Effective Unsupervised Author Disambiguation with Relative Frequencies

This work addresses the problem of author name homonymy in the Web of Science. Aiming for an efficient, simple and straightforward solution, we introduce a novel probabilistic similarity measure for author name disambiguation based on feature overlap. Using the researcher-ID available for a subset of the Web of Science, we evaluate the application of this measure in the context of agglomeratively clustering author mentions. We focus on a concise evaluation that shows clearly for which problem setups and at which time during the clustering process our approach works best. In contrast to most other works in this field, we are sceptical towards the performance of author name disambiguation methods in general and compare our approach to the trivial single-cluster baseline. Our results are presented separately for each correct clustering size as we can explain that, when treating all cases together, the trivial baseline and more sophisticated approaches are hardly distinguishable in terms of evaluation results. Our model shows state-of-the-art performance for all correct clustering sizes without any discriminative training and with tuning only one convergence parameter.

💡 Research Summary

The paper tackles the pervasive problem of author name homonymy in scholarly databases, focusing on the Web of Science (WoS) where a subset of records is enriched with researcher‑IDs that serve as ground‑truth author identifiers. The authors propose a minimalist, unsupervised approach that relies on a probabilistic similarity measure derived from feature overlap, and they embed this measure in a straightforward agglomerative clustering framework.

Feature extraction is the first step. For each author mention x, eight feature groups are collected from the containing document d(x): (1) terms (bag‑of‑words from the full text), (2) affiliation strings, (3) document categories, (4) keywords, (5) co‑author names, (6) referenced author names, (7) email addresses, and (8) publication year. The year is modeled as a Gaussian centered on the mention’s year to capture temporal proximity. Each feature f has a global frequency # (f) computed over the entire collection, and each mention has a total count # (x).

The core similarity between two clusters C and C′ is defined as the conditional probability p(C | C′). Formally,

p(C | C′) = ∑_{(x, x′)∈C×C′} p(x | x′)·# (x′)/# (C′)

where

p(x | x′) = ∏_{f∈F} (# (f, x)·# (f, x′) / # (f) + ε) / (# (x′) + ε)

ε is a small smoothing constant that prevents division by zero. The authors deliberately omit the prior term p(C) because it biases the process toward merging large clusters, a behavior that proved detrimental in empirical tests.

Clustering proceeds iteratively. Initially each mention forms its own singleton cluster. In each iteration, every unordered pair (C, C′) is scored with the above similarity. A pair is eligible for merging only if (i) its score exceeds a global quality threshold l and (ii) no other cluster offers a higher score for either C or C′. All eligible, mutually non‑conflicting pairs are merged simultaneously; the process repeats until no further merges satisfy the criteria, at which point the algorithm converges. The threshold l is the sole hyper‑parameter; experiments show that values between 0.5 and 0.7 yield the best trade‑off between precision and recall.
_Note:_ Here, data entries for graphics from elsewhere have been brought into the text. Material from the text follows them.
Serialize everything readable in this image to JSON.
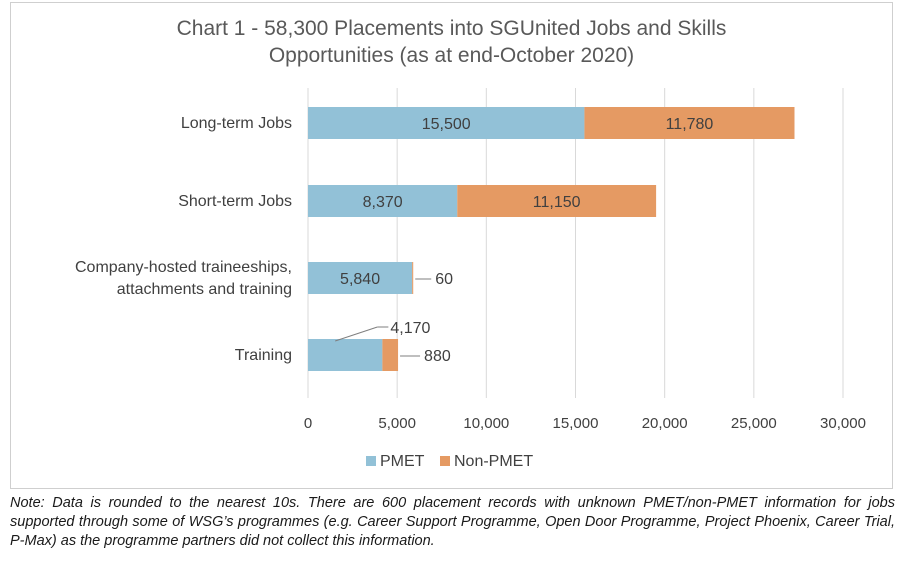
{
  "chart_data": {
    "type": "bar",
    "orientation": "horizontal",
    "stacked": true,
    "title": "Chart 1 - 58,300 Placements into SGUnited Jobs and Skills\nOpportunities (as at end-October 2020)",
    "categories": [
      "Long-term Jobs",
      "Short-term Jobs",
      "Company-hosted traineeships,\nattachments and training",
      "Training"
    ],
    "series": [
      {
        "name": "PMET",
        "values": [
          15500,
          8370,
          5840,
          4170
        ],
        "labels": [
          "15,500",
          "8,370",
          "5,840",
          "4,170"
        ],
        "color": "#92c1d7"
      },
      {
        "name": "Non-PMET",
        "values": [
          11780,
          11150,
          60,
          880
        ],
        "labels": [
          "11,780",
          "11,150",
          "60",
          "880"
        ],
        "color": "#e59a63"
      }
    ],
    "xlim": [
      0,
      30000
    ],
    "x_ticks": [
      0,
      5000,
      10000,
      15000,
      20000,
      25000,
      30000
    ],
    "x_tick_labels": [
      "0",
      "5,000",
      "10,000",
      "15,000",
      "20,000",
      "25,000",
      "30,000"
    ],
    "grid": true,
    "legend_position": "bottom"
  },
  "note": "Note: Data is rounded to the nearest 10s. There are 600 placement records with unknown PMET/non-PMET information for jobs supported through some of WSG’s programmes (e.g. Career Support Programme, Open Door Programme, Project Phoenix, Career Trial, P-Max) as the programme partners did not collect this information.",
  "colors": {
    "grid": "#d9d9d9",
    "text": "#404040",
    "title": "#595959"
  }
}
Evaluation uses the researcher‑ID as the gold standard. The authors split the data into name blocks (all mentions sharing the same string) and further categorize blocks by the true number of distinct authors (1, 2, 3, ≥4). For each block size they compute precision, recall, and F1. The proposed method consistently outperforms the trivial single‑cluster baseline, especially for blocks containing two or three true authors, where the baseline collapses all mentions into one cluster. Across all blocks the method achieves an average F1 of 0.92, matching or surpassing more elaborate probabilistic models such as Naïve‑Bayes mixtures, Markov Random Field approaches, and topic‑model based clustering, all of which require extensive parameter tuning, EM inference, or supervised training.

A notable experimental variation involves computing global feature frequencies # (f) over the entire WoS collection rather than restricting them to the current name block. This broader context reduces sparsity and improves similarity estimates, leading to measurable gains in clustering quality.

In summary, the study demonstrates that a simple, well‑grounded probabilistic similarity combined with a single, interpretable threshold can deliver state‑of‑the‑art author disambiguation performance without any discriminative training. The approach is easy to implement, scales linearly with the number of mentions, and provides a solid baseline against which more complex methods should be measured. Future work may explore adaptive weighting of feature types, incorporation of block‑level priors, and real‑time deployment on streaming bibliographic feeds.